There are quite a few good music venues in Charlotte and most national acts, big and small, find their way to most of them. Regional and local acts are plentiful. I say that as an envious South Carolinian who often drives an hour and a half to Charlotte to see good music (Dave Alvin being a favorite).
posted by ourroute at 7:39 PM on February 22, 2010

Be prepared for lots of religion and lots of conservativism. If that isn't your thing, you may want to look elsewhere. I'm a liberal atheist who grew up in Charlotte, and it was quite difficult to be different in those respects. The city definitely has a "small town" feel, and what church you go to is a big deal in the suburbs.

The closer you live to uptown, the better; there are lots more hip, interesting to do in the older neighbourhoods like Dilworth, East Blvd, Elizabeth, and even Myers Park (where I'm from).

There are quite a few good music venues in Charlotte and most national acts, big and small, find their way to most of them. Regional and local acts are plentiful. I say that as an envious South Carolinian who often drives an hour and a half to Charlotte to see good music (Dave Alvin being a favorite).

IMO Charlotte doesn't have a good music scene. Most Charlotte natives go to the Chapel Hill/Raleigh area.
posted by canadia at 9:18 PM on February 22, 2010

Just a note on Davidson- it's sort of an island of liberalism in the middle of everything else up there because of the college, which also supplies an endless list of neat things to do - for example, when I was in school there, the Royal Shakespeare Company did a residency. So even if you *don't* end up in Davidson - and it can be expensive, but 250K is expensive to me, so what do I know - at least keep it in mind for stuff that you can't or won't get in Charlotte proper.

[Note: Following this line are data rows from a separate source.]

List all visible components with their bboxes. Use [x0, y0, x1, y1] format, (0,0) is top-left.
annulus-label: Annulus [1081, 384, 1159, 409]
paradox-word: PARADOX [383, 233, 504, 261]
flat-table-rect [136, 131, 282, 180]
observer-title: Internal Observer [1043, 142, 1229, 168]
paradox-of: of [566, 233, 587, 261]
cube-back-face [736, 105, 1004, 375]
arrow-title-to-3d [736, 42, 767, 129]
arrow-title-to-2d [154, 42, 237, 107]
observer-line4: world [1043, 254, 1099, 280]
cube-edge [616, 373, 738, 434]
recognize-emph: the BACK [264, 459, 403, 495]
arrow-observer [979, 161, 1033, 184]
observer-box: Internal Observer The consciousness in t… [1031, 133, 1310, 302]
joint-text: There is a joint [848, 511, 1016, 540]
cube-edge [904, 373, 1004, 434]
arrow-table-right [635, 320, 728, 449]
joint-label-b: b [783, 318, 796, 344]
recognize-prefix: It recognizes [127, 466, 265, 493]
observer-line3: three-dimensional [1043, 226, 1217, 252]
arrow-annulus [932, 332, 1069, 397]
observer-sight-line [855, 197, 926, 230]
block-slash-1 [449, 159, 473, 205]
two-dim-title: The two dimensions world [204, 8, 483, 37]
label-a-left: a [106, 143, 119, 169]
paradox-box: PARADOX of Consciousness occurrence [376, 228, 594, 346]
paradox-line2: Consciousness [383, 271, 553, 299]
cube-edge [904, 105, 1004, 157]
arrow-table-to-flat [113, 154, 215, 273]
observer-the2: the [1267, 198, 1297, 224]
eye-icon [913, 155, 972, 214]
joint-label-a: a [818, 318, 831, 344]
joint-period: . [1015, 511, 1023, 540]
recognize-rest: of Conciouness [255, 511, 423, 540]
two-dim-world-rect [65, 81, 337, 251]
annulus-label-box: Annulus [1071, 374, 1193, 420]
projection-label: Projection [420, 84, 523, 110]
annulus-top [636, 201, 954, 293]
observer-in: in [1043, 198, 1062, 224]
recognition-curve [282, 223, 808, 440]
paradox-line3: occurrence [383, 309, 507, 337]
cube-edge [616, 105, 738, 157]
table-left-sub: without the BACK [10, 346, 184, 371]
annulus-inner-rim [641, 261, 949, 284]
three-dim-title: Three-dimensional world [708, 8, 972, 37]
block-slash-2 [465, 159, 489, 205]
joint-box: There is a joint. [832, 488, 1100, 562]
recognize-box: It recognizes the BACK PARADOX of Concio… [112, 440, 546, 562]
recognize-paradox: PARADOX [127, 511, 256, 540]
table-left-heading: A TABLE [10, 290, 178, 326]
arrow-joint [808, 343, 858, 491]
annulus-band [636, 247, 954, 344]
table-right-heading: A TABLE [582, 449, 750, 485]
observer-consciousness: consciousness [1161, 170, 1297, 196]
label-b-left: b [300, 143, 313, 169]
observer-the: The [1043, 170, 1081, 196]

Lake Norman, IMHO, is painfully burbsy, but I do love Harris Teeter.
posted by Medieval Maven at 7:12 AM on February 23, 2010

Huntersville, Davidson and the Lake Norman area are all lovely. The Concord/Harrisburg/University areas have an older feel and are probably not what you are looking for (not to mention horrible race weekend traffic), but the areas in between the interstates and to the north of Charlotte are full of very nice subdivisions and little communities. I also lived in Union County for a while. Avoid Monroe, but to the north along 485, there are lovely pockets of homes here and there with grocery stores and necessities nestled in among them. The Matthews area is hit and miss. I liked the looks of the Pineville area when I drove through.

My advice? Grab a real estate guide and get a car and drive, drive, drive. Charlotte is pretty straightforward - either an area is nice/what you are looking for, or not.

While Charlotte itself may not have a "personality," per se, it is very convenient in that it is three hours from the mountains and four hours from the beach. I had a blast making little mini trips every other weekend. Even wandering around Charlotte and exploring used bookstores, antique stores and museums made for a good time. I miss it.
posted by bristolcat at 10:04 AM on February 23, 2010

Another vote for Dilworth -- friends live there, and if I wanted a great suburban lifestyle that's the kind of place I'd choose -- quiet, wide streets, big trees; but to go anywhere for shopping, culture & etc you must drive.